Diplomacy is now re-entering this very fraught frame. Measured from Trump’s arrival in the White House three years ago, the trajectory of tensions is still going up. Yes, there are temporary plateaus and dips — Iran’s retaliatory missiles fired on US bases last week being one — but the overall trend is upward.
No one knows what traction the European JCPOA dispute resolution path will get. But absent of diplomacy, the military route may ultimately become the only other path to a solution.
So far the Iranians are reserving judgment, but their tone has not been positive: Tehran said it will give a “decisive response” to France, Germany and the UK’s “unconstructive” triggering of the JCPOA mechanism.
Rocky diplomatic path
Even so, in the past few days Iran has been escalating tensions with the UK. On Twitter, Foreign Minister Mohammad Javad Zarif accused London of “parroting the US line” and “blindly abetting its [US] terrorist adventurism.”

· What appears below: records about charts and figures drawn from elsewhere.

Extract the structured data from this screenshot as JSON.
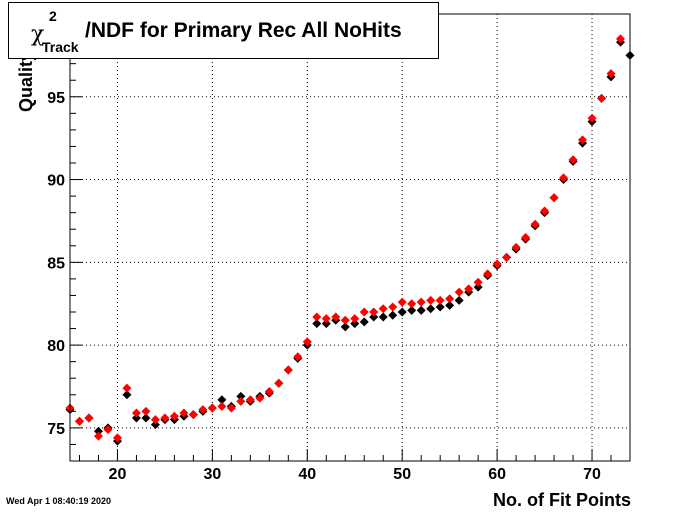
{
  "chart_data": {
    "type": "scatter",
    "title": {
      "chi": "χ",
      "superscript": "2",
      "subscript": "Track",
      "rest": "/NDF for Primary Rec All NoHits"
    },
    "xlabel": "No. of Fit Points",
    "ylabel": "Quality",
    "xlim": [
      15,
      74
    ],
    "ylim": [
      73,
      100
    ],
    "xticks": [
      20,
      30,
      40,
      50,
      60,
      70
    ],
    "yticks": [
      75,
      80,
      85,
      90,
      95
    ],
    "grid": true,
    "marker": "diamond",
    "x": [
      15,
      16,
      17,
      18,
      19,
      20,
      21,
      22,
      23,
      24,
      25,
      26,
      27,
      28,
      29,
      30,
      31,
      32,
      33,
      34,
      35,
      36,
      37,
      38,
      39,
      40,
      41,
      42,
      43,
      44,
      45,
      46,
      47,
      48,
      49,
      50,
      51,
      52,
      53,
      54,
      55,
      56,
      57,
      58,
      59,
      60,
      61,
      62,
      63,
      64,
      65,
      66,
      67,
      68,
      69,
      70,
      71,
      72,
      73,
      74
    ],
    "series": [
      {
        "color": "#000000",
        "values": [
          76.1,
          75.4,
          75.6,
          74.8,
          75.0,
          74.2,
          77.0,
          75.6,
          75.6,
          75.2,
          75.5,
          75.5,
          75.7,
          75.8,
          76.0,
          76.2,
          76.7,
          76.3,
          76.9,
          76.6,
          76.9,
          77.1,
          77.7,
          78.5,
          79.2,
          80.0,
          81.3,
          81.3,
          81.5,
          81.1,
          81.3,
          81.4,
          81.7,
          81.7,
          81.8,
          82.0,
          82.1,
          82.1,
          82.2,
          82.3,
          82.4,
          82.7,
          83.2,
          83.5,
          84.2,
          84.8,
          85.3,
          85.8,
          86.4,
          87.2,
          88.0,
          88.9,
          90.0,
          91.1,
          92.2,
          93.5,
          94.9,
          96.2,
          98.3,
          97.5
        ]
      },
      {
        "color": "#ff0000",
        "values": [
          76.2,
          75.4,
          75.6,
          74.5,
          74.9,
          74.4,
          77.4,
          75.9,
          76.0,
          75.5,
          75.6,
          75.7,
          75.9,
          75.8,
          76.1,
          76.2,
          76.3,
          76.2,
          76.6,
          76.7,
          76.8,
          77.2,
          77.7,
          78.5,
          79.3,
          80.2,
          81.7,
          81.6,
          81.7,
          81.5,
          81.6,
          82.0,
          82.0,
          82.2,
          82.3,
          82.6,
          82.5,
          82.6,
          82.7,
          82.7,
          82.8,
          83.2,
          83.4,
          83.8,
          84.3,
          84.9,
          85.3,
          85.9,
          86.5,
          87.3,
          88.1,
          88.9,
          90.1,
          91.2,
          92.4,
          93.7,
          94.9,
          96.4,
          98.5,
          null
        ]
      }
    ]
  },
  "footer": {
    "timestamp": "Wed Apr  1 08:40:19 2020"
  }
}
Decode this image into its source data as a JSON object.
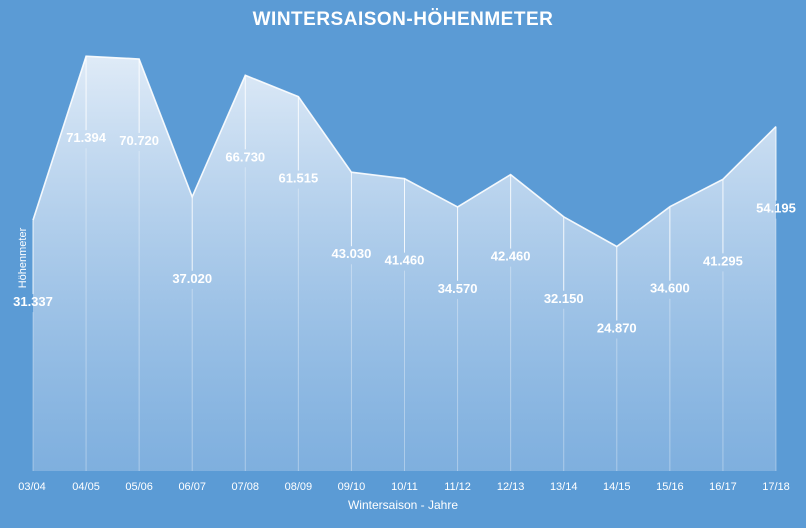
{
  "chart_data": {
    "type": "area",
    "title": "WINTERSAISON-HÖHENMETER",
    "xlabel": "Wintersaison - Jahre",
    "ylabel": "Höhenmeter",
    "categories": [
      "03/04",
      "04/05",
      "05/06",
      "06/07",
      "07/08",
      "08/09",
      "09/10",
      "10/11",
      "11/12",
      "12/13",
      "13/14",
      "14/15",
      "15/16",
      "16/17",
      "17/18"
    ],
    "values": [
      31337,
      71394,
      70720,
      37020,
      66730,
      61515,
      43030,
      41460,
      34570,
      42460,
      32150,
      24870,
      34600,
      41295,
      54195
    ],
    "value_labels": [
      "31.337",
      "71.394",
      "70.720",
      "37.020",
      "66.730",
      "61.515",
      "43.030",
      "41.460",
      "34.570",
      "42.460",
      "32.150",
      "24.870",
      "34.600",
      "41.295",
      "54.195"
    ],
    "ylim": [
      -30000,
      80000
    ],
    "grid": false,
    "legend": "none",
    "colors": {
      "background": "#5b9bd5",
      "fill_top": "#dde9f6",
      "line": "#ffffff",
      "text": "#ffffff"
    }
  }
}
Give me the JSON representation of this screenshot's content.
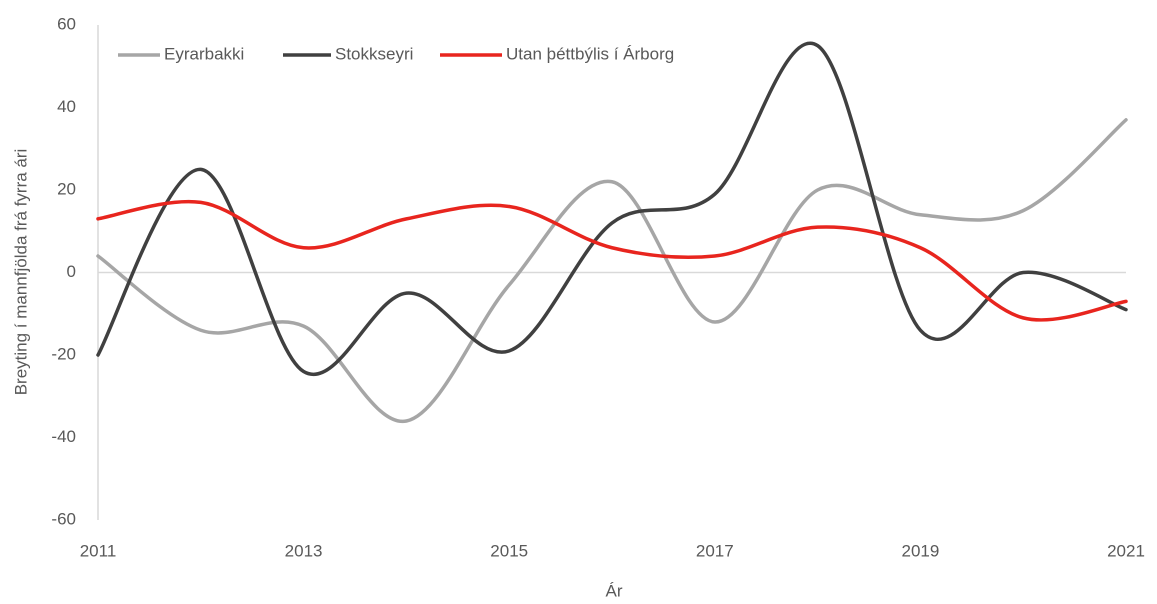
{
  "chart_data": {
    "type": "line",
    "x": [
      2011,
      2012,
      2013,
      2014,
      2015,
      2016,
      2017,
      2018,
      2019,
      2020,
      2021
    ],
    "series": [
      {
        "name": "Eyrarbakki",
        "color": "#a6a6a6",
        "values": [
          4,
          -14,
          -13,
          -36,
          -3,
          22,
          -12,
          20,
          14,
          15,
          37
        ]
      },
      {
        "name": "Stokkseyri",
        "color": "#404040",
        "values": [
          -20,
          25,
          -24,
          -5,
          -19,
          12,
          19,
          55,
          -14,
          0,
          -9
        ]
      },
      {
        "name": "Utan þéttbýlis í Árborg",
        "color": "#e8251e",
        "values": [
          13,
          17,
          6,
          13,
          16,
          6,
          4,
          11,
          6,
          -11,
          -7
        ]
      }
    ],
    "xlabel": "Ár",
    "ylabel": "Breyting í mannfjölda frá fyrra ári",
    "xlim": [
      2011,
      2021
    ],
    "xticks": [
      2011,
      2013,
      2015,
      2017,
      2019,
      2021
    ],
    "ylim": [
      -60,
      60
    ],
    "yticks": [
      -60,
      -40,
      -20,
      0,
      20,
      40,
      60
    ],
    "smooth": true,
    "legend": "top"
  }
}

If Tehran is doing that because it sees Johnson as hewing too close to Trump and is therefore trying to split the UK from the Germany/France alliance and weaken JCPOA pressure, then the diplomatic path may prove too rocky to travel.
What’s keeping the JCPOA alive is Iran still allowing the nuclear inspectors access to their uranium centrifuges and stockpiles. If Tehran stops allowing that, then Trump can turn to military threats.
No one, not Iran, not the Europeans, nor Trump, want that, but it doesn’t mean it won’t happen. Mistakes and misunderstandings are easy.
But if both Iran and Trump continue stepping back from the brink of all-out war, then diplomacy has the inklings of a path.
If JCPOA dispute resolution leads to the UN Security Council, then before or by then, Trump may have to come up with the parameters of a new deal.
Iran has said it’s the current deal or nothing. But its economy is being crushed, oil exports are at a low and there are tensions on the streets. So a new deal, with a financial sweetener, may be the best Iran can get.
That, of course, assumes that moderates and not hardliners are in the ascendency in Tehran, and that the regime decides it has avenged Soleimani’s killing, and will eschew violence for the diplomatic olive branch, thorns and all.